Panitia Lomba M Jaelani di Mataram, Rabu, mengatakan tiga siswa itu adalah M Rofi Wahyu dan Wahyu Nugroho siswa SMPN 1 Mataram dan I Gusti Ngurah Agung siswa SMPN 9 Mataram.

“Rofi Wahyu dan Wahyu Nugroho mengaku pusing ketika berada pada sekitar 25 meter di lintasan enam saat kegiatan pemanasan, sehingga tidak bisa mengikuti lomba,” katanya.

Kedua siswa tersebut melakukan pemanasan sebelum pertandingan renang tingkat SMP/MTs se-Kota Mataram dimulai, ini sebagai tanda beroperasinya “Mataram Water Park” (MWP).

Ketika siswa tersebut mengalami kram dan pusing, Pejabat Sementara (Pjs) Wali Kota Mataram H Mohan Roliskana langsung meloncat ke dalam kolam untuk menyelamatkan siswa tersebut.

Setelah itu barulah sejumlah aparat Satpol PP dan tim kesehatan serta Kepala Dinas Pemuda dan Olahraga Amran M Amin ikut melakukan penyelamatan.

Sedangkan I Gusti Ngurah Agung, lanjut Jaelani, mengalami kram pada lintasan yang sama namun berjarak sekitar 25 meter.

“I Gusti Ngurah Agung dibawa langsung oleh tim kesehatan dengan menggunakan mobil ambulans untuk mendapat perawatan lebih lanjut,” katanya.

Menurutnya, kasus yang terjadi pada tiga pelajar ini karena kondisi fisik dan mental peserta belum maksimal, apalagi ketiganya merupakan perenang pemula dalam arti belum pernah mengikuti lomba renang dengan panjang lintasan 50 meter.

“Mereka juga ternyata belum sarapan dan belum melakukan pemanasaan saat hendak bertanding.
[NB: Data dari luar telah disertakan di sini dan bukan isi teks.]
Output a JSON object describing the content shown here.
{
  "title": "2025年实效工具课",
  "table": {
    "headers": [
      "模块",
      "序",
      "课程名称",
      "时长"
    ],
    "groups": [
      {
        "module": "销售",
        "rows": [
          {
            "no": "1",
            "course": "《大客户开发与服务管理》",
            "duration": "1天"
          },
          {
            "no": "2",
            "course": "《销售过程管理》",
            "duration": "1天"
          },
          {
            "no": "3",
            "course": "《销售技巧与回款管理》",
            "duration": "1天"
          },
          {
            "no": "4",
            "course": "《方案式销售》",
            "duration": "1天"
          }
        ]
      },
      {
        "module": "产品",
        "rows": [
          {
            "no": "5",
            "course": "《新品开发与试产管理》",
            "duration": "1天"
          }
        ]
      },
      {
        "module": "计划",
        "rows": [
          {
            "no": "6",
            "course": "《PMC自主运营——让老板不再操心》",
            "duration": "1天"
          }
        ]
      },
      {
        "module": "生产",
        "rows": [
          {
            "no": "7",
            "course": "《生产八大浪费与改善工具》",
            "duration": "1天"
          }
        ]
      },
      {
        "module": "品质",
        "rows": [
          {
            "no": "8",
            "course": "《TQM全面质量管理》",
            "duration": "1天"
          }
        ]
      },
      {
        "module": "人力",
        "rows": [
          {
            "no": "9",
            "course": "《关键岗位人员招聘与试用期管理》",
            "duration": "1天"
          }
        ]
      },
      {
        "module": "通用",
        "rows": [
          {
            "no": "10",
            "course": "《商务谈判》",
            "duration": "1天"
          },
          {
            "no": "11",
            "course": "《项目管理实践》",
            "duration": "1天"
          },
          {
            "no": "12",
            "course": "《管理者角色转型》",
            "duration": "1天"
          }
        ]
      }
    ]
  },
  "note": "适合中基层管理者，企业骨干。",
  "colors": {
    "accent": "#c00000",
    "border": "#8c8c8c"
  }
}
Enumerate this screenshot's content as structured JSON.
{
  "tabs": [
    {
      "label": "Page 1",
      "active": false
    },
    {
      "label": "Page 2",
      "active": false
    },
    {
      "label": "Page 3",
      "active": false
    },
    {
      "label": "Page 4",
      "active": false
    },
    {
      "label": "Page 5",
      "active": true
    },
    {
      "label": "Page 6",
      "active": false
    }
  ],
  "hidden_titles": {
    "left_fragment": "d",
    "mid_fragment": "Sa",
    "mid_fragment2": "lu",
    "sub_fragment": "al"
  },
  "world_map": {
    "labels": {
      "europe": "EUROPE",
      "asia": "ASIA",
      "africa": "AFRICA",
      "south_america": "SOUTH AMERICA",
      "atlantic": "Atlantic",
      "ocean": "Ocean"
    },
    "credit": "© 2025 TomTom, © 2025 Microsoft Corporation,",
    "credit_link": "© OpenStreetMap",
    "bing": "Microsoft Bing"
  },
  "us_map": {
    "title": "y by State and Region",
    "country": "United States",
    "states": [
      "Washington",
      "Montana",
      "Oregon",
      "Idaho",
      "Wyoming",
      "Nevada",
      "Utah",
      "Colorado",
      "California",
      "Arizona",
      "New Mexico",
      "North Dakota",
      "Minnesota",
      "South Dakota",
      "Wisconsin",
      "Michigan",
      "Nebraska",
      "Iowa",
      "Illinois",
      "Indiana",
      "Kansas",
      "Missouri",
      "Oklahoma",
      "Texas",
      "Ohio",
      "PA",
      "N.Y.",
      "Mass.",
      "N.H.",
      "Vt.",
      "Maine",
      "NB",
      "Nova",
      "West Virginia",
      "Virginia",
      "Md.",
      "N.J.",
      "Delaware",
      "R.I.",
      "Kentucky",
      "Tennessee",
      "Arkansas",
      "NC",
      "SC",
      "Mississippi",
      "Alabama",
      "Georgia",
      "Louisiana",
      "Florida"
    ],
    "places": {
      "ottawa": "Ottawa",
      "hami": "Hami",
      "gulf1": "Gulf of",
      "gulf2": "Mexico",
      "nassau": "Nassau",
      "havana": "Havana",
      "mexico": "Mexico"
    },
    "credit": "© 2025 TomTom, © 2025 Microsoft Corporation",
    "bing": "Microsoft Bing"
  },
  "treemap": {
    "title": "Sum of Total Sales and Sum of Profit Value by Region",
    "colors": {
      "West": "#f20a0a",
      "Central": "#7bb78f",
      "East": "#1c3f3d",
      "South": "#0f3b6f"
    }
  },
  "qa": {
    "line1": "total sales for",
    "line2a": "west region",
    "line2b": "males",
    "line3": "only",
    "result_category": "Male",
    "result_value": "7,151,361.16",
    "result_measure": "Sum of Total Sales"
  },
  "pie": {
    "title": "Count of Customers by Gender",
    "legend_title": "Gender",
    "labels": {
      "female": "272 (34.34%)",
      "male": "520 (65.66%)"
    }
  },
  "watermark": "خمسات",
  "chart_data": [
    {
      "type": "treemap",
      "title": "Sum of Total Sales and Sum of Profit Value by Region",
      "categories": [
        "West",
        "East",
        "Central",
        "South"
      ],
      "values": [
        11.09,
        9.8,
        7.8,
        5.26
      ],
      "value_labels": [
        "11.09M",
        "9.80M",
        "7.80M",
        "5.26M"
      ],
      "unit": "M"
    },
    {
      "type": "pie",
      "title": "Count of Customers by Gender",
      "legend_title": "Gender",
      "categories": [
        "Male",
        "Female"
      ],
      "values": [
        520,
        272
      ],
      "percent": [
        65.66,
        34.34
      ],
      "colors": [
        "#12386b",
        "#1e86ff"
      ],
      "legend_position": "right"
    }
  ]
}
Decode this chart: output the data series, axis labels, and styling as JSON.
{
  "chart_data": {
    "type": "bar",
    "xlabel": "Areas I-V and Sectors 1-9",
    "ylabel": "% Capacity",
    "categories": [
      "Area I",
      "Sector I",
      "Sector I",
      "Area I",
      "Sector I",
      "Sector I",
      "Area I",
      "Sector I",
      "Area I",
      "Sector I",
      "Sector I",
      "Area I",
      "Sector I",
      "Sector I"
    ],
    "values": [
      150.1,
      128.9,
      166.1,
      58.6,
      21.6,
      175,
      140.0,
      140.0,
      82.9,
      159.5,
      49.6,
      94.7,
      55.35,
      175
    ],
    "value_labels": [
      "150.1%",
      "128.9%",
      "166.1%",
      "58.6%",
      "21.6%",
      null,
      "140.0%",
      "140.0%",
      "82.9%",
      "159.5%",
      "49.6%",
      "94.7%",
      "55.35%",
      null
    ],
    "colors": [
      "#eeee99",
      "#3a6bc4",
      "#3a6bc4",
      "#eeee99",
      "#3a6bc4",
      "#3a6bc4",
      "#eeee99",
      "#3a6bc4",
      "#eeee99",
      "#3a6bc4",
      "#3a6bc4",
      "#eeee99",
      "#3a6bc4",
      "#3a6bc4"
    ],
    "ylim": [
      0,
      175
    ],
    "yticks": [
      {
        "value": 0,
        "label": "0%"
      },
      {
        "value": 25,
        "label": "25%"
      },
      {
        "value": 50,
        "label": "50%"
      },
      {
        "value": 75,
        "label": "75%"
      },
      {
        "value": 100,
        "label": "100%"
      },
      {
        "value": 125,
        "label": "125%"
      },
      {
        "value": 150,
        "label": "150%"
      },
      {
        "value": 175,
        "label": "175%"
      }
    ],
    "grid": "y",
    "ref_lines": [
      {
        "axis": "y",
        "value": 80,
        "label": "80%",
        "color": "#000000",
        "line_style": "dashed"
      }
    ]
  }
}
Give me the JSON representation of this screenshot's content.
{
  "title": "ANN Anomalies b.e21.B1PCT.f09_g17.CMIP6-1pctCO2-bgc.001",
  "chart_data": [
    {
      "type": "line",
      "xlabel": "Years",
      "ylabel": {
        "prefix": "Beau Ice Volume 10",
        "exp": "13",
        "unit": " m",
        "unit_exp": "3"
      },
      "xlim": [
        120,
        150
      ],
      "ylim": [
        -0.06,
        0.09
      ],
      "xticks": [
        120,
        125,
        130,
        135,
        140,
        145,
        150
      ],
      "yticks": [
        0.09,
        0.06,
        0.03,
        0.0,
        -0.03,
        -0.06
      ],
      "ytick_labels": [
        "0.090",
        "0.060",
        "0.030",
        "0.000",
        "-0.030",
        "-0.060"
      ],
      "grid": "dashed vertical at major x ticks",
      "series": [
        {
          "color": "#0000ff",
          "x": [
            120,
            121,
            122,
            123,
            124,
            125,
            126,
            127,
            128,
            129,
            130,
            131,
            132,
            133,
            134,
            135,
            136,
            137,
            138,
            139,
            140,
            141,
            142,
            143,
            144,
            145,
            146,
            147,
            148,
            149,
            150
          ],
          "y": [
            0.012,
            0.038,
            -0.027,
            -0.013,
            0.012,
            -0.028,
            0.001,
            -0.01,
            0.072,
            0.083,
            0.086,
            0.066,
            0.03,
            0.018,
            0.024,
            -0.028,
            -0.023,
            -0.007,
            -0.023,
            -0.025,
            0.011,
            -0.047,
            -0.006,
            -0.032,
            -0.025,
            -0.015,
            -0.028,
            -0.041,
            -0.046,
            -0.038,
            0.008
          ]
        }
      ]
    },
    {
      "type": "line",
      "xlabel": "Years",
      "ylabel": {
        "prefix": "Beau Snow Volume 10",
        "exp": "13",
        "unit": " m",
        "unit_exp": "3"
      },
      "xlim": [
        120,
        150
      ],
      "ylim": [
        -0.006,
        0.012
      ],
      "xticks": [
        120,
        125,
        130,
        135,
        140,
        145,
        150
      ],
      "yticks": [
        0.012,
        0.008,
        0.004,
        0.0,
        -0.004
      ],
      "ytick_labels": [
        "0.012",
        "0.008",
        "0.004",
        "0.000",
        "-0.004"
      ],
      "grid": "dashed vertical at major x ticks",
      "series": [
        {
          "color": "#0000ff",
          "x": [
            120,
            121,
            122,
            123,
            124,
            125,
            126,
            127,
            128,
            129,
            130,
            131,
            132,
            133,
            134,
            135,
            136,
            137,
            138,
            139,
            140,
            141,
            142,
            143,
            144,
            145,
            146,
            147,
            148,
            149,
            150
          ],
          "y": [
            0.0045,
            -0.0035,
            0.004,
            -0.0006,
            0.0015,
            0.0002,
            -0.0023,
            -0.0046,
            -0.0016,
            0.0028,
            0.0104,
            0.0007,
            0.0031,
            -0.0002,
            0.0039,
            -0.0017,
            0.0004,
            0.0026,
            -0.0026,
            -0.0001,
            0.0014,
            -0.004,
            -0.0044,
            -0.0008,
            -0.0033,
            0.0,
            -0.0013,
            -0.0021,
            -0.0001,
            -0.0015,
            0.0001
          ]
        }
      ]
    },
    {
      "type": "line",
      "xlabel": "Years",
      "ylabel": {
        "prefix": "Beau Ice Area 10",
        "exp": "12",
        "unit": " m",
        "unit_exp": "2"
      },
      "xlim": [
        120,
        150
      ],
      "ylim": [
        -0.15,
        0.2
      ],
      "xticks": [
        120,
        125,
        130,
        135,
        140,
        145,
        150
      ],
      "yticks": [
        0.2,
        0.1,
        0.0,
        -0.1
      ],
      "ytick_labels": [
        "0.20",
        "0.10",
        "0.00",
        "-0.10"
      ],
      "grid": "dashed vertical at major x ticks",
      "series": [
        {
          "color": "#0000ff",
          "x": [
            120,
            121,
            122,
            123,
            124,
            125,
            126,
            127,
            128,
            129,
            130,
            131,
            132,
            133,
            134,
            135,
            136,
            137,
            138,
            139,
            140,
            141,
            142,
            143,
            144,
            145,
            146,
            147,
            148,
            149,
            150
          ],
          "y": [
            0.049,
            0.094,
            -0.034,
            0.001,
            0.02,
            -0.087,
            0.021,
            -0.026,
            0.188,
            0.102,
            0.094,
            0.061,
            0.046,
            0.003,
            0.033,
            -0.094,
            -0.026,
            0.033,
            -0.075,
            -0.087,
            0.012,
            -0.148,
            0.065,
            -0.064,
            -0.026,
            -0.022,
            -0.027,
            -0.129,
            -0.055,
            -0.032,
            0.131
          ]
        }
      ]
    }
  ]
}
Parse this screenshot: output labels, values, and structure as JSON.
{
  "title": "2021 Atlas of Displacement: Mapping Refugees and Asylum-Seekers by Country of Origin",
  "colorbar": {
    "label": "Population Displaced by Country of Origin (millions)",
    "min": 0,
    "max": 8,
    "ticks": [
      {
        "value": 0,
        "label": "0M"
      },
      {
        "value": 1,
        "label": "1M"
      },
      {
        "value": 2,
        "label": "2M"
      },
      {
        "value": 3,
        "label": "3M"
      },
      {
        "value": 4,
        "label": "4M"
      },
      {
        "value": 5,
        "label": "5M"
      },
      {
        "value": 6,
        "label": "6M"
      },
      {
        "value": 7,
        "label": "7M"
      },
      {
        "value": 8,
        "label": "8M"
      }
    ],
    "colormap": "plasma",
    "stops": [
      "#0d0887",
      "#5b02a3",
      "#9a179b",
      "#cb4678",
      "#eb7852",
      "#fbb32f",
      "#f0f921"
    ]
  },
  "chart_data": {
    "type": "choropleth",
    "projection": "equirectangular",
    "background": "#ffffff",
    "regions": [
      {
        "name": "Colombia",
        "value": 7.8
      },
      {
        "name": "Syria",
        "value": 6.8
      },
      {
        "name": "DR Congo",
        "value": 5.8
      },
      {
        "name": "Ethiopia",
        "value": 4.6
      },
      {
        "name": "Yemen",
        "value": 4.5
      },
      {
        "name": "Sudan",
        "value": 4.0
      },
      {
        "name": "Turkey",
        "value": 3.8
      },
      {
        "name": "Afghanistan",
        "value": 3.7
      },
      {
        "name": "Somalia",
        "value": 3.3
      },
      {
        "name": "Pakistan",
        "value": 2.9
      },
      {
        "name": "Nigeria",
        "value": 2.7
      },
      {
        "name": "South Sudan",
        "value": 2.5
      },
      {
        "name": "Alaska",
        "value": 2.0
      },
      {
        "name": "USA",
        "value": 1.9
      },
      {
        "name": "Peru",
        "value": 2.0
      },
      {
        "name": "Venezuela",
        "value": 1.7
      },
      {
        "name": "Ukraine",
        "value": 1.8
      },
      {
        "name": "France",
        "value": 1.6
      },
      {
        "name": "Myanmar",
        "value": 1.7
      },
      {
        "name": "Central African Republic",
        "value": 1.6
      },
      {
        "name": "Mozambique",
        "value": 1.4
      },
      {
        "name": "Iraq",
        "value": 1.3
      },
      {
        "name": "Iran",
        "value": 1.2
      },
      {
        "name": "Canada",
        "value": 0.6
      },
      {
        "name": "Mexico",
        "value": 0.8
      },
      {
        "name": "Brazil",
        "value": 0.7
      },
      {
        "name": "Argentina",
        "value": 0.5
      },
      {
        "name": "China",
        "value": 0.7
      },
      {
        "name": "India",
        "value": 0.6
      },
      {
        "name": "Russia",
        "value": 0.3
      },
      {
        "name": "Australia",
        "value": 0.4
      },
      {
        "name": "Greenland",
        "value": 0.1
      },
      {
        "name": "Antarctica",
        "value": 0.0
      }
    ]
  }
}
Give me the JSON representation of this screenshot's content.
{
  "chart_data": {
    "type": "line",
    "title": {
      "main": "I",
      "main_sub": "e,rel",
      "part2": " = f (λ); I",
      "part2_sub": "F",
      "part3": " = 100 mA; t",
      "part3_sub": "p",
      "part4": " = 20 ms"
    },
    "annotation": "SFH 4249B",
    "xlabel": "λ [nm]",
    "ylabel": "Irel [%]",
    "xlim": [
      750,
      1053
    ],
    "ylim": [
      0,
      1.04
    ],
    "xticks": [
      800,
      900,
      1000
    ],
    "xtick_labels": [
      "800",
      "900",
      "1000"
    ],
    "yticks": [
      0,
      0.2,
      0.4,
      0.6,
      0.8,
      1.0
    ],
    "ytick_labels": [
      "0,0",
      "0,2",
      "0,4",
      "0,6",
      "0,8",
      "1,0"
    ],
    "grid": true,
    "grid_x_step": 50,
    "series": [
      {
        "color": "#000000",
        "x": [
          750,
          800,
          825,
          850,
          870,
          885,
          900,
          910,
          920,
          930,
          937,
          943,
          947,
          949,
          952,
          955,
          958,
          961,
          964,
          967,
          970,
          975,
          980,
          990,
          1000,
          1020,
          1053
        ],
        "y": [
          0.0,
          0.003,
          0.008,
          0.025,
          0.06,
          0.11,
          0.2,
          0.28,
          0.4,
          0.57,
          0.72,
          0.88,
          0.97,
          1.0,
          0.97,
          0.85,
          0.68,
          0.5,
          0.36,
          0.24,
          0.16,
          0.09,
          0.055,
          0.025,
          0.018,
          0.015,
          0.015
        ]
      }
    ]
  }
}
Itu mungkin terjadi karena semangat anak-anak yang akan ikut lomba,” katanya.

Terkait insiden tersebut kegiatan lomba ditunda, dan Asisten I Setda Kota Mataram Lalu Martawang langsung memimpin rapat di tempat dengan sejumlah pimpinan organisasi perangkat daerah (OPD) terkait.

Dalam rapat itu disepakati kegiatan lomba akan dilanjutkan setelah dilakukan berbagai persiapan lebih matang. “Kami juga akan mengundang anak-anak yatim untuk dilakukan zikir dan doa bersama.

Sementara, terhadap tiga pelajar yang keram di MWP, pemerintah kota akan melakukan pemantauan terhadap kondisi kesehatan mereka.

Kepala Dinas Pemuda dan Olahraga (Dispora) Kota Mataram Amran M Amin menambahkan, sebelum MWP diresmikan pihaknya telah melakukan persiapan secara maksimal untuk mengantisipasi adanya hal-hal yang tidak diinginkan.

Karenanya saat peresmian, mobil ambulans serta tim kesehatan disiagakan. “Insiden ini menjadi bahan evaluasi kita, dan kami berkomitmen tetap melanjutkan operasional MWP,” katanya.